Je le regardai sans comprendre.
- Ma baguette ?
- Si vous savez-vous débrouillez sans le moindre artifice, vous n'en aurez que davantage de mérite.
- Impossible ! Je refuse.
Me séparer de ma baguette me paraissait inimaginable.
- Miss… commença M. Barjow d'une voix où pointait la menace.
- On la laisse là, on s'en va, pas b'soin d'une trouillarde chez Barjow et Beurk, dit son compagnon. Allez, Barjow, on s'en va. Y en a marre ici.
- D'accord, fis-je à contrecœur. Je vous confie ma baguette.
Satané mission ! rageai-je intérieurement.
- Parfait, miss. Allez-y. On vous attend.

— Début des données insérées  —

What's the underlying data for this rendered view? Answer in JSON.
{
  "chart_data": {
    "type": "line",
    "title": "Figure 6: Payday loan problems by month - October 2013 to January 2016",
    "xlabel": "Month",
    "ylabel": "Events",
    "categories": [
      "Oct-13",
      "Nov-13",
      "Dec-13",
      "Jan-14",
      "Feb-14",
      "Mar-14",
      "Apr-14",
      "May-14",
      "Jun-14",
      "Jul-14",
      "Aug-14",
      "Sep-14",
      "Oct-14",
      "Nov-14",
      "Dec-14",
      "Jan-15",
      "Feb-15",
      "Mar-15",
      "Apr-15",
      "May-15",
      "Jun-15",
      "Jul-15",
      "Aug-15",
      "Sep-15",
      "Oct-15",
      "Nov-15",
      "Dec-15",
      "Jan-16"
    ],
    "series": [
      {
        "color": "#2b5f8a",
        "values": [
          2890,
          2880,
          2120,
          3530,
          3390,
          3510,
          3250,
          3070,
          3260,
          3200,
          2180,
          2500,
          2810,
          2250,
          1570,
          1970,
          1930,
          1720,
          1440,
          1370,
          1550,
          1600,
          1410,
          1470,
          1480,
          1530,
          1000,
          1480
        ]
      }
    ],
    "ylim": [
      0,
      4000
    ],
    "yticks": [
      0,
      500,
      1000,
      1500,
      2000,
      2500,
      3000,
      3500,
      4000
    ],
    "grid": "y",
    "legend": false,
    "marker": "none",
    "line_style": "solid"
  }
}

Je lui accordai un dernier regard, assez long pour remarquer l'air moqueur qu'il affichait. Je vais leur apprendre moi, qu'une jeune fille peut se débrouiller sans artifice. Et que cette légende… n'est qu'une stupide, vulgaire légende.
Soudain saisie d'une brusque détermination, je me mis d'un pas rapide en marche vers la forêt. Jane Mirrow, Peter Kinley, à nous trois - si vous existez bien sûr.